What sports team do you love to see lose?
This is another example of a question you may not recall the answer to. Although it is secure enough that a hacker may not be able to guess in a few tries, you should still consider your ability to remember it.
Best Practices for Security Questions
You can secure your online accounts further by following certain best practices regarding security questions.
Consider these tips:
Use special characters
If your service provider allows it, replace letters with special characters in your security questions.
For example, replace “A” and “a” with “@” or use asterisks (*) instead of underscores (_). This will make it difficult for hackers to guess the answer to your question.
Give fake answers
Why not invent answers to your security questions? You can make them as wild and crazy as you want, just so long as you remember the answer.
Let’s say the security question is, “What is your mother’s maiden name?” Instead of giving the correct answer, you could provide a fake one, such as “unicorn” or “rainbow.”
It could even be an inside joke between you and the subject of the question. This is a great way to ensure that no one else can guess the correct answer.
Use multiple security questions
As previously stated, reusing the same question across multiple accounts is a no-no. If a hacker guesses the answer to your security question, they can attempt to use the same response across all your accounts.
Avoid this risk by setting up multiple security questions that require different answers.
Change your security questions periodically
Cybercriminals find new ways to hack accounts every day. Stay one step ahead by renewing your security questions every few months.
Alternatives to Security Questions
Security questions are just one of the many ways to protect an online account. Recent technologies have made it possible to use more robust alternatives for authentication.
For maximum security, consider pairing these methods with your security questions:
Many users resort to security questions because they have forgotten their passwords. To avoid this situation, you can store your credentials securely using a password manager.
Review our list of best password managers to find one that fits your needs.
Multiple passwords may be hard to remember, but you create a bigger risk if you use the same password for each account.
To ensure that no two passwords are alike, use a password generator to create unique and randomized combinations of letters, numbers, and symbols. Then, you can store these passwords in your password manager for safekeeping.
Two-factor authentication (2FA) is an extra layer of security that requires you to enter two different types of information before accessing an account.
These could be your password plus a code sent to your phone or email address.

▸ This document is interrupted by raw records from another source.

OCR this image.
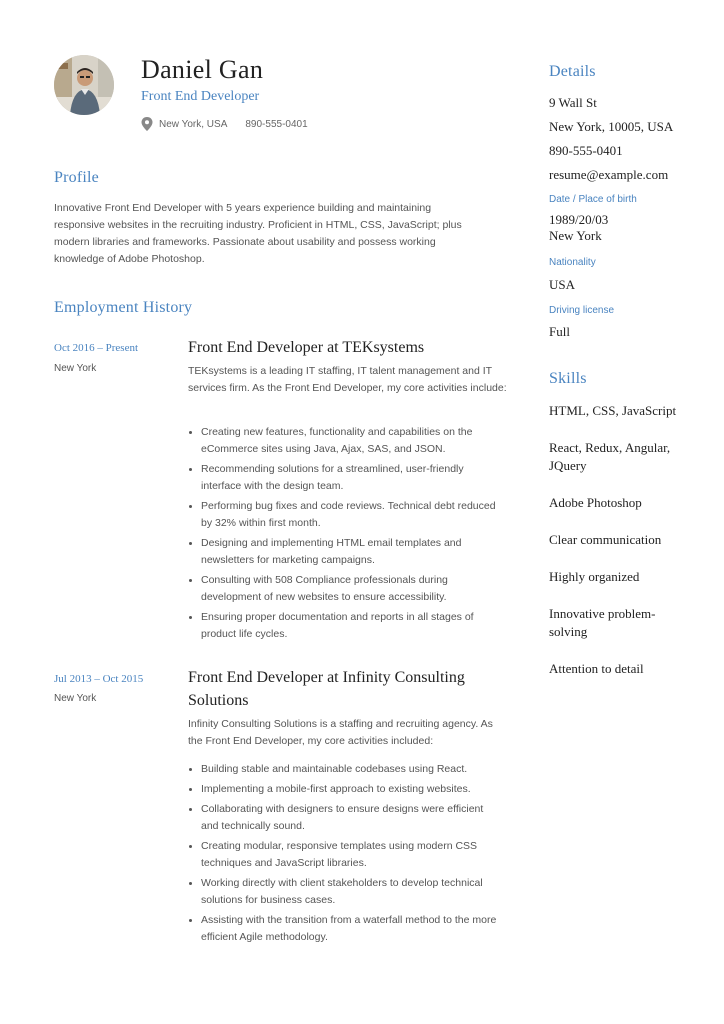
Daniel Gan
Front End Developer
New York, USA 890-555-0401
Profile
Innovative Front End Developer with 5 years experience building and maintaining responsive websites in the recruiting industry. Proficient in HTML, CSS, JavaScript; plus modern libraries and frameworks. Passionate about usability and possess working knowledge of Adobe Photoshop.
Employment History
Oct 2016 – Present
New York
Front End Developer at TEKsystems
TEKsystems is a leading IT staffing, IT talent management and IT services firm. As the Front End Developer, my core activities include:
Creating new features, functionality and capabilities on the eCommerce sites using Java, Ajax, SAS, and JSON.
Recommending solutions for a streamlined, user-friendly interface with the design team.
Performing bug fixes and code reviews. Technical debt reduced by 32% within first month.
Designing and implementing HTML email templates and newsletters for marketing campaigns.
Consulting with 508 Compliance professionals during development of new websites to ensure accessibility.
Ensuring proper documentation and reports in all stages of product life cycles.
Jul 2013 – Oct 2015
New York
Front End Developer at Infinity Consulting Solutions
Infinity Consulting Solutions is a staffing and recruiting agency. As the Front End Developer, my core activities included:
Building stable and maintainable codebases using React.
Implementing a mobile-first approach to existing websites.
Collaborating with designers to ensure designs were efficient and technically sound.
Creating modular, responsive templates using modern CSS techniques and JavaScript libraries.
Working directly with client stakeholders to develop technical solutions for business cases.
Assisting with the transition from a waterfall method to the more efficient Agile methodology.
Details
9 Wall St
New York, 10005, USA
890-555-0401
resume@example.com
Date / Place of birth
1989/20/03
New York
Nationality
USA
Driving license
Full
Skills
HTML, CSS, JavaScript
React, Redux, Angular, JQuery
Adobe Photoshop
Clear communication
Highly organized
Innovative problem-solving
Attention to detail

Biometrics uses your unique physical features (e.g., fingerprints, facial features, voice) to verify your identity.
Most modern devices have this feature built-in, and it can be used in addition to a password. This is a strong method of authentication since biometrics are impossible to replicate.
A Virtual Private Network (VPN) is a great way to encrypt your internet traffic and prevent unauthorized access.
A good VPN will also provide an extra layer of anonymity so that your identity remains anonymous even when connected to public Wi-Fi networks.
Security questions are a convenient way to access your account when you can’t remember your password, but they also present a security risk if they are not set up correctly. To protect yourself online, choose strong and unique questions that are hard to guess or hack.
Furthermore, security questions should not be used as the sole authentication method. Instead, consider using stronger alternatives such as a password manager and two-factor authentication whenever possible.
By following these best practices for security questions, you’ll have peace of mind knowing that your online accounts are secure and protected from malicious actors.